What to double-check

Before release, review these areas that teams often miss even after they have written good prompts.

Prompt architecture

  • Are system instructions concise, prioritized, and free of conflicting rules?
  • Is untrusted content clearly delimited from instructions?
  • Have you avoided placing sensitive business logic only in natural language when a code-level rule would be stronger?

Model I/O controls

  • Do you validate model outputs before they trigger downstream workflows?
  • Are you using schemas for structured output JSON rather than regex-only parsing?
  • Do tool calls fail closed when arguments are missing or malformed?

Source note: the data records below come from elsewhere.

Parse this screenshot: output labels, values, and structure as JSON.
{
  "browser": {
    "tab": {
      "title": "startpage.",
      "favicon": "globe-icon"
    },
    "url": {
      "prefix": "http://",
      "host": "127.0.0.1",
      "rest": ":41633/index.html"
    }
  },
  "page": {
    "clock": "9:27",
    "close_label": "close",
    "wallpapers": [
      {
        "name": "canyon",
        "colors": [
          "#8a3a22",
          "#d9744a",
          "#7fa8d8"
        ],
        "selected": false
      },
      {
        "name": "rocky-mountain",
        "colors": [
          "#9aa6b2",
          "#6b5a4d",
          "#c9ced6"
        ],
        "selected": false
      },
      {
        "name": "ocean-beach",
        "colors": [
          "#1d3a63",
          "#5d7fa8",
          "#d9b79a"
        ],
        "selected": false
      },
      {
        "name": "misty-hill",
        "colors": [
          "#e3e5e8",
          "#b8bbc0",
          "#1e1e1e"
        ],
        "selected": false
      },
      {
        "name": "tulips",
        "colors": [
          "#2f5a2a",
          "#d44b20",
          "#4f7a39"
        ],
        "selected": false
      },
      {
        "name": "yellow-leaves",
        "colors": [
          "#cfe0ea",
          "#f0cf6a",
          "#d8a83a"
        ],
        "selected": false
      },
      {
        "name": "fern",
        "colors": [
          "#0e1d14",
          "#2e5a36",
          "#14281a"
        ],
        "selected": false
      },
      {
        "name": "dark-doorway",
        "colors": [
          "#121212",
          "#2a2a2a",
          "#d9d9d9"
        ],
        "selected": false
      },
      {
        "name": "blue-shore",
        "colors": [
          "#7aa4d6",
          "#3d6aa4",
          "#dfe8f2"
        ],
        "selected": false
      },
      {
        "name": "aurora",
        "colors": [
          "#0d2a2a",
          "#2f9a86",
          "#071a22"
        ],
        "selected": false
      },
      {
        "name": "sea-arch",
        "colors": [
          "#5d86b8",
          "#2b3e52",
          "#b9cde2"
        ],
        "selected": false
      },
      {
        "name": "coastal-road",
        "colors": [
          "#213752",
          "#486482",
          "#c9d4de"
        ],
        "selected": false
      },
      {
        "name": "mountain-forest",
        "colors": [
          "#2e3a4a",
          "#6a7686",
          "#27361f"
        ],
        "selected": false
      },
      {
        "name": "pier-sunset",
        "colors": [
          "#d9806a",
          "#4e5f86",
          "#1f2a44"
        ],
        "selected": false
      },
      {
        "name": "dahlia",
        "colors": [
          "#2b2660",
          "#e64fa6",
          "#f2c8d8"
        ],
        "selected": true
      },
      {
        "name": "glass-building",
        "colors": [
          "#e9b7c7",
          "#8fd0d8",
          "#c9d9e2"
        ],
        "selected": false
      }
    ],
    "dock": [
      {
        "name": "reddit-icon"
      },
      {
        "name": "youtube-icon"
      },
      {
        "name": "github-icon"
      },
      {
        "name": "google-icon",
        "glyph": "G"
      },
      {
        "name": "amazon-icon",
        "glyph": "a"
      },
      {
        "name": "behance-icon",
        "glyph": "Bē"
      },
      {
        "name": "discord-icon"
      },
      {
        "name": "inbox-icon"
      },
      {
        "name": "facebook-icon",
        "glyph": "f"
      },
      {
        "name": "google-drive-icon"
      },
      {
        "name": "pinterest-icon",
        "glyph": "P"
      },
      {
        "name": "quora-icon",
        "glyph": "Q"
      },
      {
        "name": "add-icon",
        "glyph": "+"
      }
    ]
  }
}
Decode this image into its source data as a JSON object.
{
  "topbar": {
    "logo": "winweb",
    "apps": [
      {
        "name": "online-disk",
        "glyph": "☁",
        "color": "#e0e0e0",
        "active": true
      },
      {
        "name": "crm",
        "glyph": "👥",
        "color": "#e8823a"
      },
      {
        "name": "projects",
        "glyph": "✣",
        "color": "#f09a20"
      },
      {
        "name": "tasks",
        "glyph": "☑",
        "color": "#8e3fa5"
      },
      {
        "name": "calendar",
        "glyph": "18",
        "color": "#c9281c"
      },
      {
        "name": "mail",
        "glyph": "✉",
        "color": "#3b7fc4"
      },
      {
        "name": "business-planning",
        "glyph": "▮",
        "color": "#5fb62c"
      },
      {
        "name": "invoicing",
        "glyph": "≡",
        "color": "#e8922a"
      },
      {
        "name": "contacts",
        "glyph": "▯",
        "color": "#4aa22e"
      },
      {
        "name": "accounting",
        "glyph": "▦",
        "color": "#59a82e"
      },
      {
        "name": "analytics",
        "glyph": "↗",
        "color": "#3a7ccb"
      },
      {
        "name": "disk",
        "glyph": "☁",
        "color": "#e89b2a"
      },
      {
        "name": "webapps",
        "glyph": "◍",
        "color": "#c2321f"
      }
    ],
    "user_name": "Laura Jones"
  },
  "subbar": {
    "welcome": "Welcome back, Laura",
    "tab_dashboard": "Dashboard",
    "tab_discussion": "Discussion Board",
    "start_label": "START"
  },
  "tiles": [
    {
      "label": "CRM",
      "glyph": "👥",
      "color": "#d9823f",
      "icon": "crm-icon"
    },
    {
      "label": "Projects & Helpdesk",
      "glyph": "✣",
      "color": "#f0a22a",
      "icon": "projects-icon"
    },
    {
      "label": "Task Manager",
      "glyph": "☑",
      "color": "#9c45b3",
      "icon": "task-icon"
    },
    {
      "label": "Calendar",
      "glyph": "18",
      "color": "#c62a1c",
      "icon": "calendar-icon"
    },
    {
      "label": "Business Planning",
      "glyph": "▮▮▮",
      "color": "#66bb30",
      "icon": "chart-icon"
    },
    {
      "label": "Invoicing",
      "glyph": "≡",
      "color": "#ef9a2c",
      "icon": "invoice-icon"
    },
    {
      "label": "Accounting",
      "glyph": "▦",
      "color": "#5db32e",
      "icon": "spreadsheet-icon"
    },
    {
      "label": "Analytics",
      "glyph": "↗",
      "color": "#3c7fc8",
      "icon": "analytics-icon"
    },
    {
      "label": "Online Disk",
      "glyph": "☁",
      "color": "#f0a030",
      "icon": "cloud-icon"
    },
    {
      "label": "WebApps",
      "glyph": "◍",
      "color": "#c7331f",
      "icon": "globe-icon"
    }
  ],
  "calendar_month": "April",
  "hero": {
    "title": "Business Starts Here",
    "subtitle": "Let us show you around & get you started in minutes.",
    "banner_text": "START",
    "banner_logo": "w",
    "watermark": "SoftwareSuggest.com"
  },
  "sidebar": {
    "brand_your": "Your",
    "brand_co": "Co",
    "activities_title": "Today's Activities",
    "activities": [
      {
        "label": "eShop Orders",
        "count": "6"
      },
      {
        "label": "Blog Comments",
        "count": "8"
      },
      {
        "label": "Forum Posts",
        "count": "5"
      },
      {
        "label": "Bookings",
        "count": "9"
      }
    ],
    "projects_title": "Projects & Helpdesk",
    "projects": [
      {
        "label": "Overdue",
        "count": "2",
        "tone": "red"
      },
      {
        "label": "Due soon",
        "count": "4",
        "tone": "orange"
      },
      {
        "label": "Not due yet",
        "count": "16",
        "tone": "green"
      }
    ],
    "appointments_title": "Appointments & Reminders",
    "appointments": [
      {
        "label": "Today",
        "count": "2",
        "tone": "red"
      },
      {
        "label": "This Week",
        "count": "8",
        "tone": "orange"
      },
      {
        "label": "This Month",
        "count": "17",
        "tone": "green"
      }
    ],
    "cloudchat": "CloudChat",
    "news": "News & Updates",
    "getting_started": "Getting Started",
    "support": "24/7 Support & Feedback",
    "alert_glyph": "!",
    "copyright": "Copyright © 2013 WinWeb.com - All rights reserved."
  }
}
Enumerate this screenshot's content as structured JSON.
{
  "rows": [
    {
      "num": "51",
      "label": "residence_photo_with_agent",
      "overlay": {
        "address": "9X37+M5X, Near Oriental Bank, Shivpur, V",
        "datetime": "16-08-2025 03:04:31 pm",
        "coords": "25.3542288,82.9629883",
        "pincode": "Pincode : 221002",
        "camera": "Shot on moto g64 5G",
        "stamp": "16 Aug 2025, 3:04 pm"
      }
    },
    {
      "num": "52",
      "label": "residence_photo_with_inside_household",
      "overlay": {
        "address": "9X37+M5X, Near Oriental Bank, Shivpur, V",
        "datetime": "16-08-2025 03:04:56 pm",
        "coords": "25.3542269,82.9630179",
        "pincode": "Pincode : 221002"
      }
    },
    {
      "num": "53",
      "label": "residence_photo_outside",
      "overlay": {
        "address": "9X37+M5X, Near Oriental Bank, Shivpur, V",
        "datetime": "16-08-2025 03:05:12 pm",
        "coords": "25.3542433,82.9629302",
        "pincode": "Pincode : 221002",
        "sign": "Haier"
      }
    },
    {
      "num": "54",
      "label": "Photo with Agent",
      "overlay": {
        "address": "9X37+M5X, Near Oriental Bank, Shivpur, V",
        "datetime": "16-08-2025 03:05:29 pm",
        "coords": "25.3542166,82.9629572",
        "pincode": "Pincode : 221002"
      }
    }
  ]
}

Retrieval and data pipeline

  • Can users retrieve only documents they are authorized to view?
  • Do ingestion jobs normalize risky formats and capture metadata useful for filtering?
  • Have you tested with adversarial chunks, poisoned summaries, and noisy source material?

Observability and evaluation

  • Can you inspect which retrieved chunks, tool outputs, or user inputs were present during a risky response?
  • Do you track prompt versions and model versions so regressions are explainable?
  • Do you run security-focused evaluations alongside quality evaluations?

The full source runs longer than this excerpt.